BACKGROUND Acute lung injury (ALI) is a severe and life-threatening disorder treated in intensive care units. This study aimed to determine molecules or associated signaling pathways that are involved in lipopolysaccharide (LPS)-induced inflammation in an ALI model. MATERIAL AND METHODS An ALI mouse model was established by administering LPS (25 mg/kg via intratracheal instillation). Thirty-two ALI mice were divided into Model-4 h, Model-8 h, Model-12 h, and Model-24 h groups, while another 8 mice without LPS treatment were assigned as the Control group. Hematoxylin-eosin (HE) staining was used to evaluate inflammation of lung tissues. Wet weight/dry weight (W/D) ratio and myeloperoxidase (MPO) activity of lung tissue in ALI mice were evaluated.
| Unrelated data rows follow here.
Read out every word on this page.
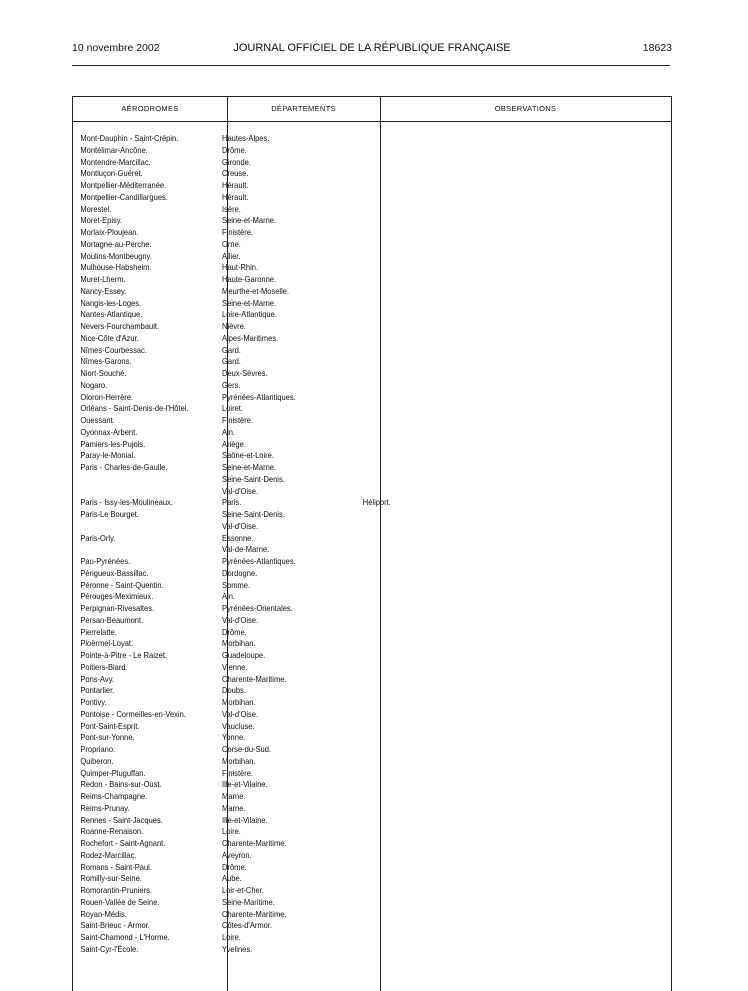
10 novembre 2002	JOURNAL OFFICIEL DE LA RÉPUBLIQUE FRANÇAISE	18623
AÉRODROMES	DÉPARTEMENTS	OBSERVATIONS
Mont-Dauphin - Saint-Crépin.	Hautes-Alpes.
Montélimar-Ancône.	Drôme.
Montendre-Marcillac.	Gironde.
Montluçon-Guéret.	Creuse.
Montpellier-Méditerranée.	Hérault.
Montpellier-Candillargues.	Hérault.
Morestel.	Isère.
Moret-Episy.	Seine-et-Marne.
Morlaix-Ploujean.	Finistère.
Mortagne-au-Perche.	Orne.
Moulins-Montbeugny.	Allier.
Mulhouse-Habsheim.	Haut-Rhin.
Muret-Lherm.	Haute-Garonne.
Nancy-Essey.	Meurthe-et-Moselle.
Nangis-les-Loges.	Seine-et-Marne.
Nantes-Atlantique.	Loire-Atlantique.
Nevers-Fourchambault.	Nièvre.
Nice-Côte d'Azur.	Alpes-Maritimes.
Nîmes-Courbessac.	Gard.
Nîmes-Garons.	Gard.
Niort-Souché.	Deux-Sèvres.
Nogaro.	Gers.
Oloron-Herrère.	Pyrénées-Atlantiques.
Orléans - Saint-Denis-de-l'Hôtel.	Loiret.
Ouessant.	Finistère.
Oyonnax-Arbent.	Ain.
Pamiers-les-Pujols.	Ariège.
Paray-le-Monial.	Saône-et-Loire.
Paris - Charles-de-Gaulle.	Seine-et-Marne.
Seine-Saint-Denis.
Val-d'Oise.
Paris - Issy-les-Moulineaux.	Paris.	Héliport.
Paris-Le Bourget.	Seine-Saint-Denis.
Val-d'Oise.
Paris-Orly.	Essonne.
Val-de-Marne.
Pau-Pyrénées.	Pyrénées-Atlantiques.
Périgueux-Bassillac.	Dordogne.
Péronne - Saint-Quentin.	Somme.
Pérouges-Meximieux.	Ain.
Perpignan-Rivesaltes.	Pyrénées-Orientales.
Persan-Beaumont.	Val-d'Oise.
Pierrelatte.	Drôme.
Ploërmel-Loyat.	Morbihan.
Pointe-à-Pitre - Le Raizet.	Guadeloupe.
Poitiers-Biard.	Vienne.
Pons-Avy.	Charente-Maritime.
Pontarlier.	Doubs.
Pontivy.	Morbihan.
Pontoise - Cormeilles-en-Vexin.	Val-d'Oise.
Pont-Saint-Esprit.	Vaucluse.
Pont-sur-Yonne.	Yonne.
Propriano.	Corse-du-Sud.
Quiberon.	Morbihan.
Quimper-Pluguffan.	Finistère.
Redon - Bains-sur-Oust.	Ille-et-Vilaine.
Reims-Champagne.	Marne.
Reims-Prunay.	Marne.
Rennes - Saint-Jacques.	Ille-et-Vilaine.
Roanne-Renaison.	Loire.
Rochefort - Saint-Agnant.	Charente-Maritime.
Rodez-Marcillac.	Aveyron.
Romans - Saint-Paul.	Drôme.
Romilly-sur-Seine.	Aube.
Romorantin-Pruniers.	Loir-et-Cher.
Rouen-Vallée de Seine.	Seine-Maritime.
Royan-Médis.	Charente-Maritime.
Saint-Brieuc - Armor.	Côtes-d'Armor.
Saint-Chamond - L'Horme.	Loire.
Saint-Cyr-l'École.	Yvelines.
Expressions of Bcl-2, Bcl-XL, Bak, Bax, cleaved caspase-3 (C-caspase-3), and Ran-binding protein in microtubule-organizing center (RanBPM) were determined using Western blot analysis. RESULTS LPS administration caused obvious inflammatory cell infiltration of lung tissues in ALI mice. The W/D ratio of ALI mouse lung tissues was significantly higher in Model groups than in the Control group (p<0.05). MPO activity of ALI mice was remarkably higher in Model groups compared to the Control group (p<0.05). LPS-induced ALI model mice exhibited significantly higher levels of C-caspase 3 lung tissues compared to the Control group (p<0.05). LPS-induced ALI model mice had significantly lower Bcl-XL/Bcl-2 and remarkably higher Bak/Bax expression compared with the Control group (p<0.05). LPS-induced ALI model mice displayed obviously higher RanBPM expression than in the Control group (p<0.05). CONCLUSIONS Lipopolysaccharide-induced acute lung injury is associated with increased RanBPM molecule expression and with mitochondria-mediated apoptosis signaling pathway in a mouse model.